SDPK, led by close allies of Kyrgyz President Almazbek Atambayev, said the decision to quit the coalition came after partners refused to support constitutional reforms that some claim represent an attempt by the president to consolidate his power. 

SDPK leader Isa Omurkulov told news agency on October 24 that the decision to quit the ruling coalition was made at a meeting of the party earlier the same day citing “irreconcilable political views”. Though the collapse of the ruling coalition means the government automatically resigns, unnamed parliament sources told that Zheenbekov might stay as head of the government until the spring.

Before the collapse, the ruling coalition consisted of SDPK, which holds 38 seats in the 120-member parliament, Ata-Meken (11 seats), the Kyrgyzstan Party (18 seats) and Onuguu-Progress (13 seats). SPDK is locked in a dispute with Ata Meken over the constitutional referendum that is scheduled to be held on December 11. While SDPK, which was headed by Atambayev before his election as president, is backing the referendum, Ata Meken is opposing it, arguing that the change would give the prime minister too much power.
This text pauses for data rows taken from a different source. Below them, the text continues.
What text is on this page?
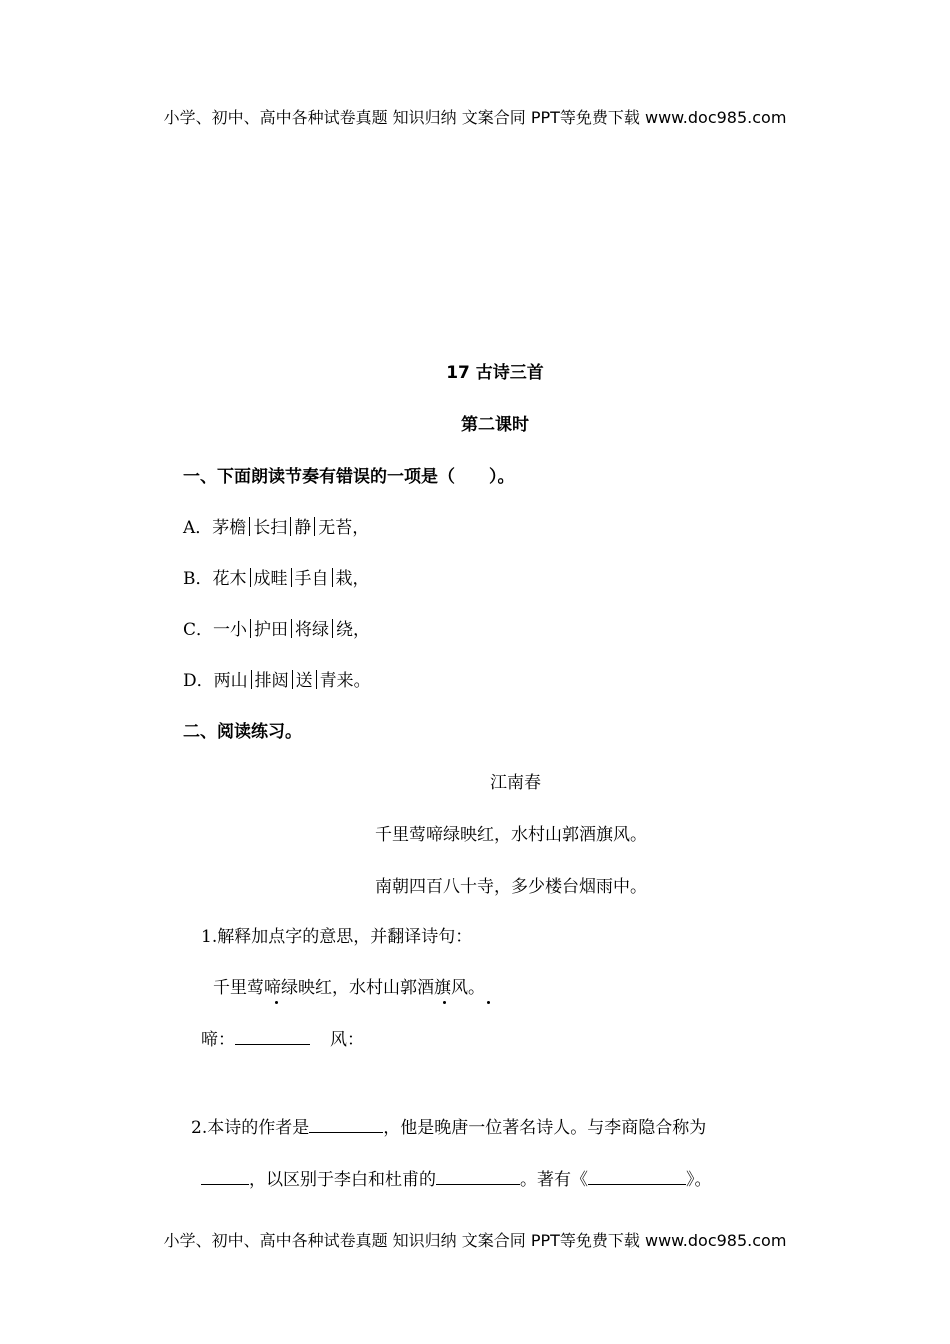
小学、初中、高中各种试卷真题 知识归纳 文案合同 PPT等免费下载 www.doc985.com
17 古诗三首
第二课时
一、下面朗读节奏有错误的一项是（　　）。
A．茅檐 长扫 静 无苔，
B．花木 成畦 手自 栽，
C．一小 护田 将绿 绕，
D．两山 排闼 送 青来。
二、阅读练习。
江南春
千里莺啼绿映红，水村山郭酒旗风。
南朝四百八十寺，多少楼台烟雨中。
1.解释加点字的意思，并翻译诗句：
千里莺啼绿映红，水村山郭酒旗风。
啼：	风：
2.本诗的作者是	，他是晚唐一位著名诗人。与李商隐合称为
，以区别于李白和杜甫的	。著有《	》。
小学、初中、高中各种试卷真题 知识归纳 文案合同 PPT等免费下载 www.doc985.com
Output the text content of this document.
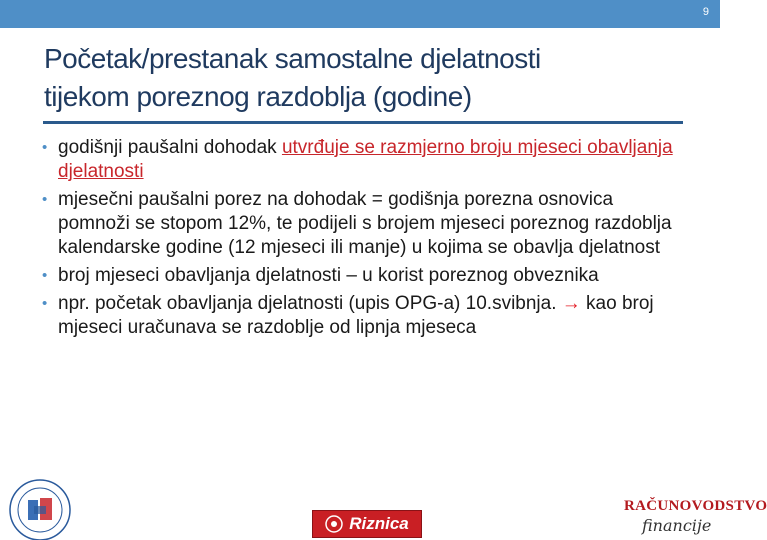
9
Početak/prestanak samostalne djelatnosti
tijekom poreznog razdoblja (godine)
• godišnji paušalni dohodak utvrđuje se razmjerno broju mjeseci obavljanja djelatnosti
• mjesečni paušalni porez na dohodak = godišnja porezna osnovica pomnoži se stopom 12%, te podijeli s brojem mjeseci poreznog razdoblja kalendarske godine (12 mjeseci ili manje) u kojima se obavlja djelatnost
• broj mjeseci obavljanja djelatnosti – u korist poreznog obveznika
• npr. početak obavljanja djelatnosti (upis OPG-a) 10.svibnja. → kao broj mjeseci uračunava se razdoblje od lipnja mjeseca
Riznica
RAČUNOVODSTVO
financije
Atambayev now has three working days to ask one of the parliamentary parties to form a new majority coalition. Due to Atambayev’s affiliation with SDPK and the fact that the party controls the highest number of seats in the parliament, the president most certainly will ask SDPK to form the new ruling coalition.

Unnamed parliament sources told that the new ruling coalition will likely be formed by SDPK, Kyrgyzstan Party and Respublika - Ata Jurt (RAJ). Ata Meken and Onuguu-Progress parties will not be part of the ruling majority. RAJ holds 28 seats in the parliament, meaning the new ruling coalition will control 84 parliamentary seats, up from 80 seats under the previous coalition.

RAJ is interested in joining the majority coalition, the party's deputy head Ruslan Kazakbayev told Sputnik Kyrgyzstan. That will mean Ata-Meken and Onuguu-Progress will move into opposition together with Bir Bol party, which holds 12 seats.

A new coalition will likely allow SDPK - the party loyal to Atambayev - to carry on with its plans to hold a constitutional referendum. The referendum seeks to strengthen the powers of the prime minister against that of the presidency. Some critics say the move is aimed at getting Atambayev into the prime minister’s post when his term ends. Others believe that Atambayev hopes to install his own loyal prime minister, who will answer to him and his party once his term as president ends.

The Central Asian nation's constitution bars Atambayev from running for a second term when his mandate ends in 2017. 

The Venice Commission, the Council of Europe's advisory body for legislative affairs, issued a preliminary report in August saying the proposed constitutional amendments would negatively impact the balance of powers by strengthening the powers of the executive, while weakening both the parliament and, to a greater extent, the judiciary. “Overall, some of the proposed amendments raise concerns with regard to key democratic principles, in particular the rule of law, the separation of powers and the independence of the judiciary, and have the potential to encroach on certain human rights and fundamental freedoms,” the report read.

The mostly Muslim country with a population of 6mn has been volatile for over the past decade. Violent revolutions toppled two successive regimes in 2005 and 2010. That threatens the political stability of the country in the event that Atambayev attempts to stay in power.